The Blas alums are not actually moderates; they’re just not as obviously radioactive; consider two he tapped last week.
Jahmila Edwards, who’ll head the Mayor’s Office of Intergovernmental Relations, spent a decade at municipal-worker union DC 37: That means his operation working with state and local officials will run through the prism of what’s best for city employees.
Meanwhile, his pick for director of appointments, Catherine Almonte Da Costa, suddenly withdrew after her record of antisemitic and anti-police tweets surfaced: Service under de Blasio, in other words, is no sign you’re not actually toxic.

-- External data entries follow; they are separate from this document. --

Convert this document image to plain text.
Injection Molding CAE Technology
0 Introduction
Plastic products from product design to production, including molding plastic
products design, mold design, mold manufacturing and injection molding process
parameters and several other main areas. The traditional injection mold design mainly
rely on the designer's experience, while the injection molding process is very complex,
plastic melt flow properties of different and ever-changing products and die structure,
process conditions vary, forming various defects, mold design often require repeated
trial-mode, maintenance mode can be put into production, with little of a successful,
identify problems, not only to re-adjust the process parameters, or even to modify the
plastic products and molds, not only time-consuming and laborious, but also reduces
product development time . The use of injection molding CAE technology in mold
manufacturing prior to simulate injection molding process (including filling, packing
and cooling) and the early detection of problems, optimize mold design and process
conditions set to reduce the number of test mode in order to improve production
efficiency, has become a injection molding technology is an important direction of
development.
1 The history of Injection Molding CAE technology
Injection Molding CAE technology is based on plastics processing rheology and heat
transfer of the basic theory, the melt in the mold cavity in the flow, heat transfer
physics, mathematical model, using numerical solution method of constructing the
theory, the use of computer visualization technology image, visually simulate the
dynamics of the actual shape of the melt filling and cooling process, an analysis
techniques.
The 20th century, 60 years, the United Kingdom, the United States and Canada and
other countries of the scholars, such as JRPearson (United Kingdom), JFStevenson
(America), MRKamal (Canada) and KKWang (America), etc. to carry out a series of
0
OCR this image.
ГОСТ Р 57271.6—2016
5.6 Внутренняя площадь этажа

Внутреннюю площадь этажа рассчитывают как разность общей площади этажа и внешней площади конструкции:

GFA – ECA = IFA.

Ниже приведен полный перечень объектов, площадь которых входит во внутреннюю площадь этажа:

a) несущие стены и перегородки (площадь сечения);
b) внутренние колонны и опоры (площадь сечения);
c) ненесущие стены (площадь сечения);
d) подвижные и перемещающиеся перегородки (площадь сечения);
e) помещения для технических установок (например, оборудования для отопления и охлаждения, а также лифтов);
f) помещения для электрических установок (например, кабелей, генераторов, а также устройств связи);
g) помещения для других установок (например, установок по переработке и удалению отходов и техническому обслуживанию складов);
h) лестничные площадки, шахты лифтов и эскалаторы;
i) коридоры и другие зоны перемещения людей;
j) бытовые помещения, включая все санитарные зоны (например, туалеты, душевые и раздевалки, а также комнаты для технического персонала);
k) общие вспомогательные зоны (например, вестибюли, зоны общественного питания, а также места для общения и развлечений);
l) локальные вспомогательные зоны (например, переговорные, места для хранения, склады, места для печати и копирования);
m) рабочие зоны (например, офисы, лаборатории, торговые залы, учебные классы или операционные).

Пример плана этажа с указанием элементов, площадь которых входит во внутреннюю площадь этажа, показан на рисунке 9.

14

On Friday, he named Julie Su to the new position of deputy mayor for economic justice: She’s a pro-union progressive who allowed billions in fraud when overseeing California’s unemployment benefits, and couldn’t win Senate approval to serve as President Joe Biden’s Labor secretary as moderate Democrats found her too radical.
Plus, Mamdani is reportedly eyeing lawyer Ramzi Kassem to be his top legal adviser: His notable achievements include defending an al Qaeda terrorist and a radical, anti-Israel Columbia agitator Mahmoud Khalid.
And Mamdani’s other option for that post is reportedly Steven Banks, a self-described “social justice attorney” who as de Blasio’s homeless czar doubled spending to “address” homelessness even as the ranks of city homeless also soared.
Meanwhile, rumors that the new mayor might retain city-planning wonk Dan Garodnick from Eric Adams’ team has faded, while the likes of Deputy Mayor Randy Mastro (who was key to Adams’ major achievements of the last year) have been told in no uncertain terms to pack their bags.
The only sign of hope for sanity so far is that Mamdani has convinced Jessica Tisch to continue as police commissioner — yet he hasn’t remotely disavowed his longtime anti-cop and anti-policing agenda; most betting is that she’ll either get fired or feel obliged to quit before 2026 is out.
At the very least, it’s plain that the City Hall braintrust will be far to the left of the crew that ran Gotham under de Blasio, until now New York’s most left-wing mayor ever.
With the whole rest of the administration looking to build a socialist utopia (or break the city in trying), it’s hard to see how a practical centrist like Tisch can last.